Jaksa Penuntut Umum (JPU) pada persidangan ini membacakan surat dakwaannya masing-masing secara terpisah kepada 3 orang terdakwa yang terlibat perkara korupsi ini. Yaitu; terdakwa Aswanudin Lubis ( Tim Teknis Daerah pembangunan Stadion Mandailing Natal); Ismadi ( Direktur CV. Wastu Cipta Konsultan), dan Ansyari Lubis ( Wakil Direktur II CV. Pelangi Nusantara).

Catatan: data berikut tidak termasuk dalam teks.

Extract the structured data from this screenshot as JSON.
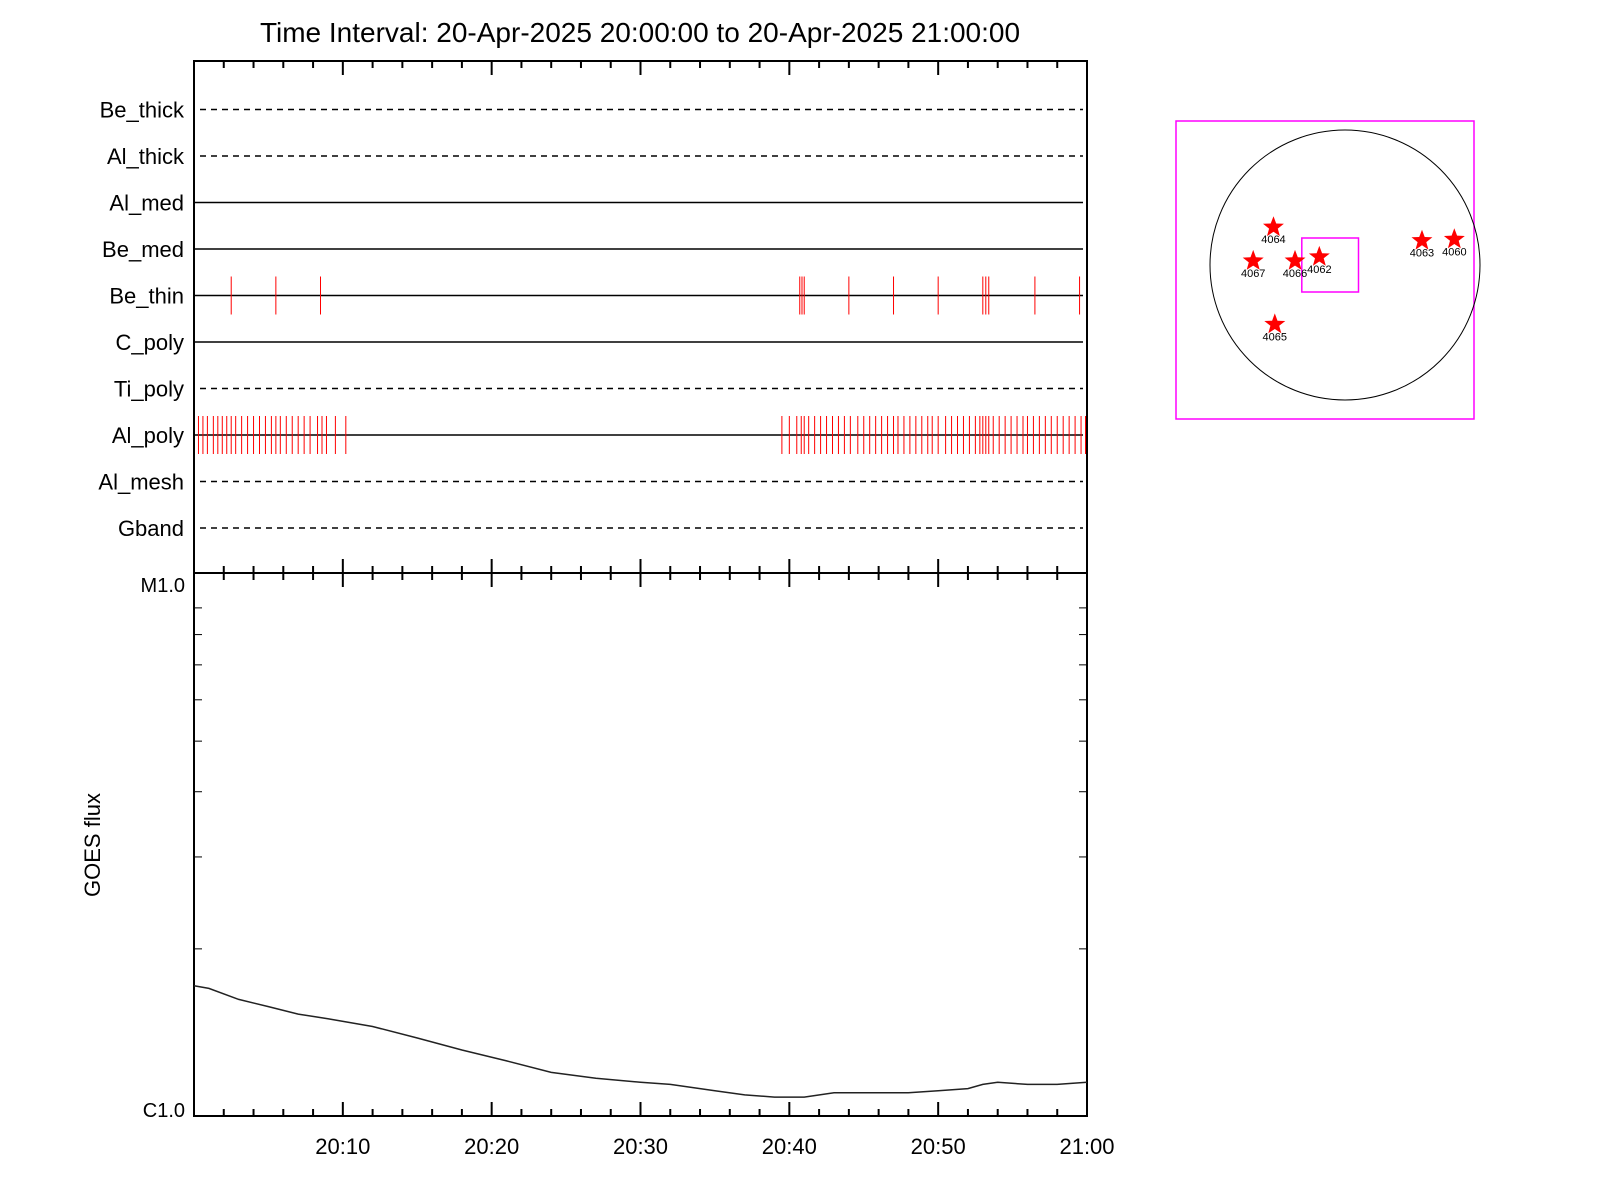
{
  "title": "Time Interval: 20-Apr-2025 20:00:00 to 20-Apr-2025 21:00:00",
  "colors": {
    "axis": "#000000",
    "event": "#ff0000",
    "box": "#ff00ff",
    "flux": "#000000",
    "disk": "#000000",
    "star": "#ff0000"
  },
  "chart_data": [
    {
      "type": "timeline",
      "title": "Time Interval: 20-Apr-2025 20:00:00 to 20-Apr-2025 21:00:00",
      "xlim": [
        "20:00",
        "21:00"
      ],
      "x_unit": "minutes after 20:00",
      "filters": [
        {
          "name": "Be_thick",
          "style": "dashed",
          "events": []
        },
        {
          "name": "Al_thick",
          "style": "dashed",
          "events": []
        },
        {
          "name": "Al_med",
          "style": "solid",
          "events": []
        },
        {
          "name": "Be_med",
          "style": "solid",
          "events": []
        },
        {
          "name": "Be_thin",
          "style": "solid",
          "events": [
            2.5,
            5.5,
            8.5,
            40.7,
            40.85,
            41.0,
            44.0,
            47.0,
            50.0,
            53.0,
            53.2,
            53.4,
            56.5,
            59.5
          ]
        },
        {
          "name": "C_poly",
          "style": "solid",
          "events": []
        },
        {
          "name": "Ti_poly",
          "style": "dashed",
          "events": []
        },
        {
          "name": "Al_poly",
          "style": "solid",
          "events": [
            0.3,
            0.6,
            0.9,
            1.3,
            1.6,
            1.9,
            2.2,
            2.5,
            2.8,
            3.2,
            3.6,
            4.0,
            4.4,
            4.8,
            5.2,
            5.5,
            5.8,
            6.2,
            6.6,
            7.0,
            7.4,
            7.8,
            8.3,
            8.6,
            8.9,
            9.5,
            10.2,
            39.5,
            40.0,
            40.5,
            40.8,
            41.0,
            41.3,
            41.7,
            42.1,
            42.5,
            42.9,
            43.3,
            43.7,
            44.1,
            44.6,
            45.0,
            45.4,
            45.8,
            46.2,
            46.6,
            47.0,
            47.3,
            47.7,
            48.1,
            48.5,
            48.9,
            49.3,
            49.6,
            50.0,
            50.5,
            50.9,
            51.3,
            51.7,
            52.1,
            52.5,
            52.8,
            53.0,
            53.2,
            53.4,
            53.7,
            54.1,
            54.5,
            54.9,
            55.3,
            55.7,
            56.0,
            56.4,
            56.8,
            57.2,
            57.6,
            58.0,
            58.4,
            58.8,
            59.2,
            59.6,
            59.9
          ]
        },
        {
          "name": "Al_mesh",
          "style": "dashed",
          "events": []
        },
        {
          "name": "Gband",
          "style": "dashed",
          "events": []
        }
      ]
    },
    {
      "type": "line",
      "ylabel": "GOES flux",
      "yscale": "log",
      "ylim": [
        1e-06,
        1e-05
      ],
      "ytick_labels": [
        "C1.0",
        "M1.0"
      ],
      "xlim": [
        "20:00",
        "21:00"
      ],
      "x_unit": "minutes after 20:00",
      "xticks": [
        "20:10",
        "20:20",
        "20:30",
        "20:40",
        "20:50",
        "21:00"
      ],
      "series": [
        {
          "x": [
            0,
            1,
            3,
            5,
            7,
            9,
            12,
            15,
            18,
            21,
            24,
            27,
            30,
            32,
            35,
            37,
            39,
            41,
            43,
            45,
            48,
            50,
            52,
            53,
            54,
            56,
            58,
            60
          ],
          "values": [
            1.7e-06,
            1.68e-06,
            1.6e-06,
            1.55e-06,
            1.5e-06,
            1.47e-06,
            1.42e-06,
            1.35e-06,
            1.28e-06,
            1.22e-06,
            1.16e-06,
            1.13e-06,
            1.11e-06,
            1.1e-06,
            1.07e-06,
            1.05e-06,
            1.04e-06,
            1.04e-06,
            1.06e-06,
            1.06e-06,
            1.06e-06,
            1.07e-06,
            1.08e-06,
            1.1e-06,
            1.11e-06,
            1.1e-06,
            1.1e-06,
            1.11e-06
          ]
        }
      ]
    },
    {
      "type": "scatter",
      "description_of_axes": "solar disk map",
      "points": [
        {
          "label": "4064",
          "x": -0.53,
          "y": 0.28
        },
        {
          "label": "4067",
          "x": -0.68,
          "y": 0.03
        },
        {
          "label": "4066",
          "x": -0.37,
          "y": 0.03
        },
        {
          "label": "4062",
          "x": -0.19,
          "y": 0.06
        },
        {
          "label": "4063",
          "x": 0.57,
          "y": 0.18
        },
        {
          "label": "4060",
          "x": 0.81,
          "y": 0.19
        },
        {
          "label": "4065",
          "x": -0.52,
          "y": -0.44
        }
      ],
      "field_of_view": {
        "x": [
          -0.32,
          0.1
        ],
        "y": [
          -0.2,
          0.2
        ]
      }
    }
  ]
}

Dalam dakwaan yang dibacakan oleh Jaksa Luciana Siregar dan Herry Kaban yang berasal dari Kejaksaan Negeri Mandailing Natal mendakwa ketiga terdakwa diduga telah melakukan, menyuruh melakukan atau turut serta melakukan perbuatan bersama-sama Washinton Sigalingging melakukan tindak pidana korupsi pada pembangunan Stadion Mandailing Natal tahun 2017.
Atas perbuatan ketiga terdakwa bersama-sama Washinton Sigalingging diduga menyebabkan kerugian negara sebesar Rp844.047.819,- sehingga ketiga terdakwa diancam pidana primer pasal 2 ayat 1 Jo Pasal 18 UU No. 31 Tahun 1999 sebagaimana telah diubah dengan UU No. 20 tahun 2001 tentang pemberantasan tindak pidana korupsi Jo pasal 55 ayat (1) ke-1 KUHPidana.
Atau diancam pidana subsider pasal 3 Jo Pasal 18 UU No. 31 Tahun 1999 sebagaimana telah diubah dengan UU No. 20 tahun 2001 tentang pemberantasan tindak pidana korupsi Jo pasal 55 ayat (1) ke-1 KUHPidana.
Setelah membacakan dakwaan selesai, ketiga terdakwa didampingi Penasehat Hukumnya menyatakan tidak melakukan eksepsi dan langsung pemeriksaan kepada pokok perkara. Sehingga Majelis Hakim menunda persidangan hingga 7 Agustus 2025 untuk pemeriksaan lebih lanjut.